Kanpachi & Uni Ceviche
Kanpachi & Uni Ceviche [$17.00/small] | Baja california Kanpachi, Santa Barbara Uni, tomato, onion, limes, avocado & salsa roja
It just felt proper to begin with a ceviche, and this one was right on the money with its firm, meaty cuts of amberjack matched by a bevy of zesty, acidic flavors and a noticeable heat. The sea urchin was just icing on the cake, adding an enveloping richness to the mix.

Tacos de Pulpo en su Tinta
Tacos de Pulpo en su Tinta [$12.00] | Braised & fried spanish octopus, calamari ink sofrito in hand made corn tortilla
Octopus legs came out super tender, their subdued flavors enhanced to great effect by the depth and salinity of that tinta-infused sofrito. I appreciated the counterpoint provided by the greenery, while the tortillas were hearty, substantial, and the perfect vessel for consumption. My only quibble was that I would've liked a harder char on the octo.

Aguachile de Callo de Hacha
Aguachile de Callo de Hacha [$15.00] | Baja california half moon scallops in lime-cilantro-serrano marinade with avocado
The aguachile verde was a must try by my estimation, and didn't let me down. Supple, substantial cuts of scallop were joined by a blast of bright, zippy flavors that complemented the shellfish without overwhelming it, and I appreciated the additional lushness imparted by the slivers of avocado in the middle.

Lemonade
To drink: the house lemonade, which was just sour enough, with a sweetness lurking in the background.

Chiles Rellenos de Pescado
Chiles Rellenos de Pescado [$9.00] | Spicy yellow chiles stuffed with fish, breaded and fried, served with home made mayo & morita sauce
Cetina's version of the classic chile relleno delivered big time. I was definitely into the chilies' briny, savory, juicy stuffing, and how that worked as a contrast to their light, crisp exteriors. A morita sauce added a touch of smoke to things, and even better was that tangy housemade mayo.

Almeja Preparada
Almeja Preparada [$14.00/lb] | Giant east coast surf clam "coctel" served in the shell
Firm, springy cuts of surf clam arrived in coctel form, the sweet 'n' sour nature of the ketchup-based sauce making sense with the almeja's natural salinity. Herbs added a welcomed lightness to the dish, and I got a nice heat on the finish, too.

Holbox Sauces
There were a number of homemade condiments available for use, though I really didn't find them necessary.

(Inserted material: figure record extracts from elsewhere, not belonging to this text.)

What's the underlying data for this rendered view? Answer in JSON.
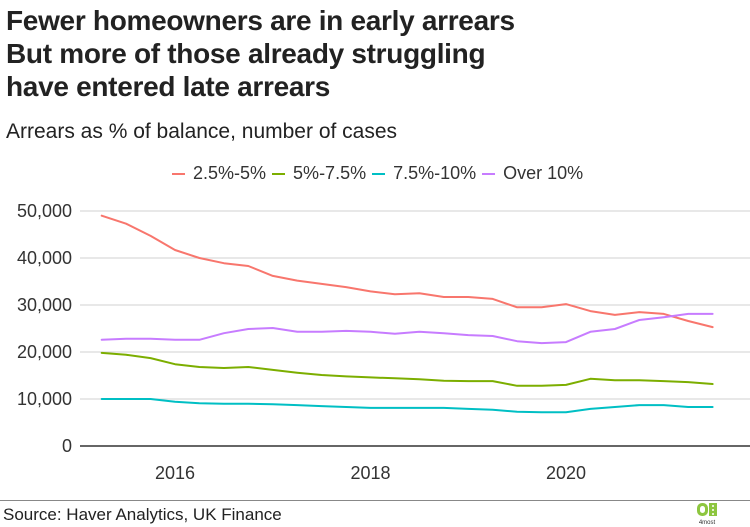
{
  "title_lines": [
    "Fewer homeowners are in early arrears",
    "But more of those already struggling",
    "have entered late arrears"
  ],
  "subtitle": "Arrears as % of balance, number of cases",
  "source": "Source: Haver Analytics, UK Finance",
  "logo_text": "4most",
  "chart_data": {
    "type": "line",
    "title": "Fewer homeowners are in early arrears / But more of those already struggling have entered late arrears",
    "subtitle": "Arrears as % of balance, number of cases",
    "xlabel": "",
    "ylabel": "",
    "x_start": 2015.25,
    "x_step": 0.25,
    "xlim": [
      2015.0,
      2021.75
    ],
    "ylim": [
      0,
      50000
    ],
    "x_ticks": [
      2016,
      2018,
      2020
    ],
    "x_tick_labels": [
      "2016",
      "2018",
      "2020"
    ],
    "y_ticks": [
      0,
      10000,
      20000,
      30000,
      40000,
      50000
    ],
    "y_tick_labels": [
      "0",
      "10,000",
      "20,000",
      "30,000",
      "40,000",
      "50,000"
    ],
    "grid": "horizontal",
    "legend_position": "top",
    "series": [
      {
        "name": "2.5%-5%",
        "color": "#F8766D",
        "values": [
          49000,
          47300,
          44700,
          41700,
          40000,
          38900,
          38300,
          36200,
          35200,
          34500,
          33800,
          32900,
          32300,
          32500,
          31700,
          31700,
          31300,
          29500,
          29500,
          30200,
          28700,
          27900,
          28500,
          28100,
          26600,
          25300
        ]
      },
      {
        "name": "5%-7.5%",
        "color": "#7CAE00",
        "values": [
          19800,
          19400,
          18700,
          17400,
          16800,
          16600,
          16800,
          16200,
          15600,
          15100,
          14800,
          14600,
          14400,
          14200,
          13900,
          13800,
          13800,
          12800,
          12800,
          13000,
          14300,
          14000,
          14000,
          13800,
          13600,
          13200
        ]
      },
      {
        "name": "7.5%-10%",
        "color": "#00BFC4",
        "values": [
          10000,
          10000,
          10000,
          9400,
          9100,
          9000,
          9000,
          8900,
          8700,
          8500,
          8300,
          8100,
          8100,
          8100,
          8100,
          7900,
          7700,
          7300,
          7200,
          7200,
          7900,
          8300,
          8700,
          8700,
          8300,
          8300
        ]
      },
      {
        "name": "Over 10%",
        "color": "#C77CFF",
        "values": [
          22600,
          22800,
          22800,
          22600,
          22600,
          24000,
          24900,
          25100,
          24300,
          24300,
          24500,
          24300,
          23900,
          24300,
          24000,
          23600,
          23400,
          22300,
          21900,
          22100,
          24300,
          24900,
          26800,
          27400,
          28100,
          28100
        ]
      }
    ]
  }
}
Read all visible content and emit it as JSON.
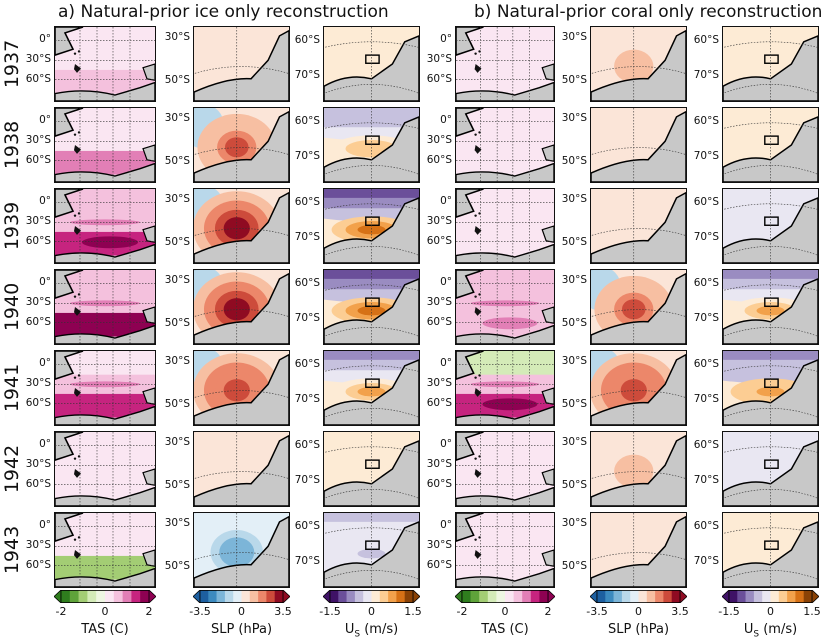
{
  "titles": {
    "a": "a) Natural-prior ice only reconstruction",
    "b": "b) Natural-prior coral only reconstruction"
  },
  "years": [
    "1937",
    "1938",
    "1939",
    "1940",
    "1941",
    "1942",
    "1943"
  ],
  "lat_ticks": {
    "tas": [
      "0°",
      "30°S",
      "60°S"
    ],
    "slp": [
      "30°S",
      "50°S"
    ],
    "us": [
      "60°S",
      "70°S"
    ]
  },
  "colorbars": {
    "tas": {
      "label": "TAS (C)",
      "ticks": [
        "-2",
        "0",
        "2"
      ],
      "colors": [
        "#2f7d1e",
        "#5fa33a",
        "#a3cd74",
        "#d4ebb8",
        "#eef6e2",
        "#fae6f2",
        "#f4c1dd",
        "#e27fb6",
        "#c6247f",
        "#8e0152"
      ]
    },
    "slp": {
      "label": "SLP (hPa)",
      "ticks": [
        "-3.5",
        "0",
        "3.5"
      ],
      "colors": [
        "#1d5fa0",
        "#3c8abf",
        "#7cb5d8",
        "#b9d8ea",
        "#e3eff7",
        "#fbe5d8",
        "#f7bfa2",
        "#ec876a",
        "#cd4b3b",
        "#8f0b22"
      ]
    },
    "us": {
      "label": "U_S (m/s)",
      "label_main": "U",
      "label_sub": "S",
      "label_rest": " (m/s)",
      "ticks": [
        "-1.5",
        "0",
        "1.5"
      ],
      "colors": [
        "#3f1266",
        "#6b4f9a",
        "#9a8cc1",
        "#c6c1de",
        "#e9e7f2",
        "#fdebd5",
        "#fccd93",
        "#f2a14b",
        "#d67116",
        "#8a4206"
      ]
    }
  },
  "panel_fields": {
    "a": [
      {
        "tas": [
          0.1,
          0.15,
          0.3,
          0.0
        ],
        "slp": 0.2,
        "us": 0.1
      },
      {
        "tas": [
          0.1,
          0.2,
          0.5,
          0.1
        ],
        "slp": 0.7,
        "us": 0.4
      },
      {
        "tas": [
          0.3,
          0.3,
          0.8,
          0.1
        ],
        "slp": 1.0,
        "us": 0.7
      },
      {
        "tas": [
          0.4,
          0.4,
          1.0,
          0.1
        ],
        "slp": 1.0,
        "us": 0.8
      },
      {
        "tas": [
          0.2,
          0.3,
          0.7,
          0.0
        ],
        "slp": 0.8,
        "us": 0.5
      },
      {
        "tas": [
          0.05,
          0.05,
          0.1,
          0.0
        ],
        "slp": 0.2,
        "us": 0.1
      },
      {
        "tas": [
          0.2,
          0.1,
          -0.5,
          0.0
        ],
        "slp": -0.6,
        "us": -0.3
      }
    ],
    "b": [
      {
        "tas": [
          0.05,
          0.1,
          0.1,
          0.0
        ],
        "slp": 0.4,
        "us": 0.1
      },
      {
        "tas": [
          0.05,
          0.1,
          0.1,
          0.0
        ],
        "slp": 0.15,
        "us": 0.1
      },
      {
        "tas": [
          0.1,
          0.15,
          0.2,
          0.0
        ],
        "slp": 0.2,
        "us": -0.1
      },
      {
        "tas": [
          0.3,
          0.3,
          0.4,
          0.0
        ],
        "slp": 0.7,
        "us": 0.5
      },
      {
        "tas": [
          -0.4,
          0.3,
          0.8,
          0.0
        ],
        "slp": 0.8,
        "us": 0.6
      },
      {
        "tas": [
          0.05,
          0.05,
          0.1,
          0.0
        ],
        "slp": 0.4,
        "us": -0.1
      },
      {
        "tas": [
          0.05,
          0.05,
          0.1,
          0.0
        ],
        "slp": 0.2,
        "us": 0.1
      }
    ]
  }
}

Pata de Mula / Blood Clams
Pata de Mula / Blood Clams [$16.00] | Sea of Cortez, Baja California blood clams, morita sauce, onion, cilantro, lime juice
We ended with probably the most unique item available, as you rarely see blood clams offered on menus. I loved their sort of multifaceted texture and crunch, while flavors were definitely briny, but with an intriguing astringency and almost "bloody" minerality, all evened out by the application of the clams' various accompaniments.

As expected, I thoroughly enjoyed my time at Holbox. The food was pretty much spot on, and you could certainly taste the quality of the product used, which was a cut above the norm for sure. I think it's safe to say that this is certainly one of the premier mariscos places in the Southland, if not the premier.